Brooke Shields is opening up about her past experiences as a young woman growing up in the spotlight. The actor and spokesperson recently sat down with Dax Shepard for an episode of his Armchair Expert podcast, in which the two chatted about the over-sexualization of teens by the media, and Shields' personal insights on a gross interview with Barbara Walters back in 1981.
At the time, Shields was 15 years old and had just released a controversial campaign with Calvin Klein jeans. In the ad, Shields modelled the jeans and looked into the camera saying, “You want to know what comes between me and my Calvins? Nothing.”
Although Shields has since explained that she wasn’t aware of the sexual innuendo at the time and had been asked to say several lines during the shoot, the public immediately jumped all over it. The backlash was enough to convince Shields and her mom to do a string of interviews, including the one with Walters.
During the interview, Walters specifically asked Shields about her height and measurements, and then asked the teen to stand beside her so that the audience could see how tall she was. She also prodded the mother-daughter duo about their relationship and asked several other intimate questions about Shields' sexual history.
“That Barbara Walters interview is maddening,” Shepard said on the podcast, looking back. “It's practically criminal,” Shields agreed. “It is not journalism.”
She talked about the general tone of the interviews she did at the time, saying no one really cared about the truth of the ad -- that she didn't know what the Calvin Klein innuendo meant when she recorded it.
"The [interviewers] never wanted my answer. They just wanted their point of view," she said. "They were mad at themselves for not figuring it out and then taking it out on me."
Shields says she's been looking back at her old interviews for an unspecified project she can't talk about yet and noted how disturbed she is at some of the exchanges, particularly when it comes to her mother, who she admits, was abusing alcohol at the time.
"I watch this little sweet girl stick up for her mom in this way," Shields continued. "There was one [interviewer] that said [to my mother] -- whatever, it's negative. Negative, negative, negative -- 'You're this blotchy-faced sloppy drunk.' And they'll do it in this way where they say, 'It's been written that...' so it leaves them out of it. So I interrupt him and I say, 'Well, excuse me, but with regards to that, my mom has allergies.'"
"I'm just like, 'Oh! Oh, oh, oh, baby girl!'" she said. "And then as I get a little bit older, you watch me say, 'No, that's not actually the way it was,' and then they say, 'Yeah, but come on, really?' and I say, 'Okay, let me say it this way: no, that's not how it was.'"
"And then finally, I say at one point, 'Look, I don't really think you want to know my answer. Okay, this is my truth and I don't know how else you need me to say this."

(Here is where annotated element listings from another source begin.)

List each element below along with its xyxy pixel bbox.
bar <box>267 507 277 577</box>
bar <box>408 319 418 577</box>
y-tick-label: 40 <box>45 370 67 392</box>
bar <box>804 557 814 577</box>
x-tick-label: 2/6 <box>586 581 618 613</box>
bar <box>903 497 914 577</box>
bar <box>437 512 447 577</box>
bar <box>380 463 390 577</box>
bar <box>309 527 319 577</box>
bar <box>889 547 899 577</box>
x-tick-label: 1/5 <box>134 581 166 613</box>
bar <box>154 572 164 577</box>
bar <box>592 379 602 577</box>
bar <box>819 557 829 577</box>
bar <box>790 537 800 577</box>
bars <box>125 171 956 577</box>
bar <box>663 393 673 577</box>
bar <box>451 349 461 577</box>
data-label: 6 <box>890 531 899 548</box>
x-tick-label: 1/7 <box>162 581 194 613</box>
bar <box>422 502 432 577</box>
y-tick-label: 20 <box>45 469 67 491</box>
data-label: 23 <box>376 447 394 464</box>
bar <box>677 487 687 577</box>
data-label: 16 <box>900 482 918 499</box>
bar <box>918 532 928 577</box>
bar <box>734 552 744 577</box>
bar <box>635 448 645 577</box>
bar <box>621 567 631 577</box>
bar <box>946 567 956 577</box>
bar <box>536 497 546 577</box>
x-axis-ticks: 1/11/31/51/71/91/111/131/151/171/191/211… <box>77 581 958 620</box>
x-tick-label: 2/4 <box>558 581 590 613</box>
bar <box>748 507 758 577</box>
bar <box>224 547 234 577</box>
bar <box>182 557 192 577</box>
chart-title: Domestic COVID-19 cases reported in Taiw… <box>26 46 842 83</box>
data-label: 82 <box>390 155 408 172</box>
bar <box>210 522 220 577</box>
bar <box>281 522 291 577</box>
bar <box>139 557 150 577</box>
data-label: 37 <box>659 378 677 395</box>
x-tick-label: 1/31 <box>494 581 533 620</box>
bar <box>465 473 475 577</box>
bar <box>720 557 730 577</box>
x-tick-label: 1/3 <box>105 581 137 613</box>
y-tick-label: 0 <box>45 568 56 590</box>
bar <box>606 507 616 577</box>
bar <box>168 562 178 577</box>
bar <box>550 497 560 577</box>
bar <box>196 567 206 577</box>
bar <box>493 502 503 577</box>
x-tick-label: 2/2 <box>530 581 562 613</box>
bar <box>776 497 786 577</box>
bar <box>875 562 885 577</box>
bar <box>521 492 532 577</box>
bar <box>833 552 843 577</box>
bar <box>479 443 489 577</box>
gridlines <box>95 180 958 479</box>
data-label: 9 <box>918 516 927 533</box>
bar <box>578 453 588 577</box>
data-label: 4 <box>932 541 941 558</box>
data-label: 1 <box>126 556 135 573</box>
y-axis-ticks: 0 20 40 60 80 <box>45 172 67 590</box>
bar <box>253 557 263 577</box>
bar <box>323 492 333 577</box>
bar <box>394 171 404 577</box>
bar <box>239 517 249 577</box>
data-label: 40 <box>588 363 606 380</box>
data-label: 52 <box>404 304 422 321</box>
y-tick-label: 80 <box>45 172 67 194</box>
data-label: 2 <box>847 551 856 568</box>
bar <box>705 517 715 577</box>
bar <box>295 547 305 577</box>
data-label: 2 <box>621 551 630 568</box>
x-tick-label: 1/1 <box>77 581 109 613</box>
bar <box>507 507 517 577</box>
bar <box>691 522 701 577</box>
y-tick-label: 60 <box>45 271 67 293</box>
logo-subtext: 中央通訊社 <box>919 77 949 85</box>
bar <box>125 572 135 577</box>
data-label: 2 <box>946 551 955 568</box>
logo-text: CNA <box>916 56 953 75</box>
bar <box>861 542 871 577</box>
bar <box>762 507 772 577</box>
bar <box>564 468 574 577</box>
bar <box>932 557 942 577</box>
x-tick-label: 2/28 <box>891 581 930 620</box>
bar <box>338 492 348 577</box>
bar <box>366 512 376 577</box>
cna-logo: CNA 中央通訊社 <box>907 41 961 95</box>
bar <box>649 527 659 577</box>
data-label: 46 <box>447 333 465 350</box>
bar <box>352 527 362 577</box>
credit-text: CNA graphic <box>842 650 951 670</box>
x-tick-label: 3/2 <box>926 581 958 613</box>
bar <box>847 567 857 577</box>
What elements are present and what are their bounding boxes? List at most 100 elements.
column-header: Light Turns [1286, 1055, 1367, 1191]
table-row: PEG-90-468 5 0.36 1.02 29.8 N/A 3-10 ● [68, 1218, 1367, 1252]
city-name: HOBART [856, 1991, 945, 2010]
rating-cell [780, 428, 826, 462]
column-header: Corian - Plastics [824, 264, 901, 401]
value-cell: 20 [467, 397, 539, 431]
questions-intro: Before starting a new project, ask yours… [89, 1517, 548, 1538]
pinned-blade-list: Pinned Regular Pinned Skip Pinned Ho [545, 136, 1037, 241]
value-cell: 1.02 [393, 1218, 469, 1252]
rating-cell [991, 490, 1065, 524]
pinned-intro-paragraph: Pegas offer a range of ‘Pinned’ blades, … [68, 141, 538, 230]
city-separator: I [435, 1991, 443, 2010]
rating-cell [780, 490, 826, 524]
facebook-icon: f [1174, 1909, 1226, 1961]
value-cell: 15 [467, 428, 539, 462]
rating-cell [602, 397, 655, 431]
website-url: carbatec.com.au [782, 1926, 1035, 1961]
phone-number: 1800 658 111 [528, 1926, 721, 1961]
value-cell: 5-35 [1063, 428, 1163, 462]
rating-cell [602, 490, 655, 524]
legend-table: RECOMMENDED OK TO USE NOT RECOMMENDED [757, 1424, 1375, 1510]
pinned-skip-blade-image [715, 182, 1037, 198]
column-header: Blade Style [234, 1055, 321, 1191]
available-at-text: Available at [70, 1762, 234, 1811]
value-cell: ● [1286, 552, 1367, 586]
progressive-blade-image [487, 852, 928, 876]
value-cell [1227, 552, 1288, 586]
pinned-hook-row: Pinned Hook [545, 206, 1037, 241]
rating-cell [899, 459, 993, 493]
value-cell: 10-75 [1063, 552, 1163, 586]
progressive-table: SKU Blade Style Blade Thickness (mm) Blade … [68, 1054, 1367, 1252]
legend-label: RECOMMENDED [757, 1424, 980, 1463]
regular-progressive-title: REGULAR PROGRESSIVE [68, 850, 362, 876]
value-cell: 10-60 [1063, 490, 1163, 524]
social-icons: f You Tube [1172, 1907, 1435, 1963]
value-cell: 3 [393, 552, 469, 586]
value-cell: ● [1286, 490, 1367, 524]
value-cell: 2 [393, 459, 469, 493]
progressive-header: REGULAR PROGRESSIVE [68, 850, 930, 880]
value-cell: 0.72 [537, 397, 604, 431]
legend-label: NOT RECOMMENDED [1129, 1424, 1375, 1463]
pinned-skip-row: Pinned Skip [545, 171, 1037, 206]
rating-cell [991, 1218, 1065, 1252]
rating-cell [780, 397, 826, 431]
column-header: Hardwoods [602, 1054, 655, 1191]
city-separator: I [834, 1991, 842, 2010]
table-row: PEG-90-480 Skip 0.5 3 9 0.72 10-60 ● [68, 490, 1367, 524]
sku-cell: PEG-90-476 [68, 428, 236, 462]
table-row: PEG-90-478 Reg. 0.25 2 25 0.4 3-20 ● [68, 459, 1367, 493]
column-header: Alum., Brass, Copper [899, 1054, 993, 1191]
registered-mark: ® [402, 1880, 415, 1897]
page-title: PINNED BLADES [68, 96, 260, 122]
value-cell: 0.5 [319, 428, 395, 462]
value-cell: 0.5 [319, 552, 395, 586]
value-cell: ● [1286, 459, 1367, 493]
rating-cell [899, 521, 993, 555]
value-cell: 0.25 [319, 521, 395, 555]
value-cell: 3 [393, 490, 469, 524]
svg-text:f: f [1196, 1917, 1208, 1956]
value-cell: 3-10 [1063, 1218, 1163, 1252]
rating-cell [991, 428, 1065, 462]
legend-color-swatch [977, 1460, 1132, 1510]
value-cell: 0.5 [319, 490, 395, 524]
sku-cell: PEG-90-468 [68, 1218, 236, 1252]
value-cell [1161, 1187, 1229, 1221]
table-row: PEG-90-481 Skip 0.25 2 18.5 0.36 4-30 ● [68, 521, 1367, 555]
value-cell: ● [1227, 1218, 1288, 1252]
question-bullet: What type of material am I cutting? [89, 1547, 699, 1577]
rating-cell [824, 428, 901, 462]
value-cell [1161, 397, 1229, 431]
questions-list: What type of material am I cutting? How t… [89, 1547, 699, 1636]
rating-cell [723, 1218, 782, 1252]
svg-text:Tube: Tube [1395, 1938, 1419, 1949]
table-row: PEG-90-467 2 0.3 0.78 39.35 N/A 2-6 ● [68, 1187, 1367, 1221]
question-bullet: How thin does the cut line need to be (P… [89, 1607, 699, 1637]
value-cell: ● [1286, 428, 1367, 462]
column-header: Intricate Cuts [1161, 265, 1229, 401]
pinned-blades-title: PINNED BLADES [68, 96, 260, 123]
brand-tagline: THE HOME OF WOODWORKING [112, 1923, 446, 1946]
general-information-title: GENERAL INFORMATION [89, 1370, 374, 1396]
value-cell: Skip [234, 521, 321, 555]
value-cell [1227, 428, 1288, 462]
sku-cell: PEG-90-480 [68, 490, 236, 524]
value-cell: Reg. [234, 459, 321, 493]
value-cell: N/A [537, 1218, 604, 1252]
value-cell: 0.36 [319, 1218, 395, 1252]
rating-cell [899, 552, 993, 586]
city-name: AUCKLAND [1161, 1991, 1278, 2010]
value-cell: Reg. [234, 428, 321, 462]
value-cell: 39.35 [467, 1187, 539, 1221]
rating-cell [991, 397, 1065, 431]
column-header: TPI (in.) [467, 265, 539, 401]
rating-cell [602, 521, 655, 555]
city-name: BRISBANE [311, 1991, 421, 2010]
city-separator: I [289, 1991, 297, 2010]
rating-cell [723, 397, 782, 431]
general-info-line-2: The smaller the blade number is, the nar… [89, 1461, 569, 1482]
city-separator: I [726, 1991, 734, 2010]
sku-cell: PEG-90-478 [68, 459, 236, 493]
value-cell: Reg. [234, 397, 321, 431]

This past October, Shields also opened up about the now-infamous campaign in an interview with Vogue, calling the controversy ridiculous and unexpected.
“I was away when they all came out, and then started hearing, 'Oh, the commercials have been banned here, and Canada won't play them.' And paparazzi and people screaming at me and screaming at my mother, 'How could you?' It just struck me as so ridiculous,” Shields told the publication.
“I didn’t think it was about underwear or sexual in nature. I was naïve. I think the assumption was that I was much more savvy than I ever really was. I was a virgin, and I was a virgin forever after that,” Shields continued. “The controversy backfired. The campaign was extremely successful, and then the underwear overtook the jeans. [Calvin Klein] understood how to push the envelope. It set the tone for decades.”
As we’ve recently seen with projects like Framing Britney Spears or the recently resurfaced David Letterman interview with Lindsay Lohan from 2013, that tone was definitely problematic.
Shepard, who has two girls of his own, has discussed the subject on his podcast before. Back at the end of 2020, he welcomed Natalie Portman onto the show, where she too opened up about the damage being sexualized at a young age caused her.
“Being sexualized as a child, I think, took away from my own sexuality, because it made me afraid,” Portman said at the time. “But at that age, you do have your own sexuality, and you do have your own desire, and you do want to explore things, and you do want to be open. But you don't feel safe, necessarily, when there's, like, older men that are interested, and you're like, 'No, no, no, no,'” she continued.
"When I was in my teens I was like, 'I don't wanna have any love scenes or make-out scenes.' I would start choosing parts that were less sexy because it made me worried about the way I was perceived and how safe I felt.”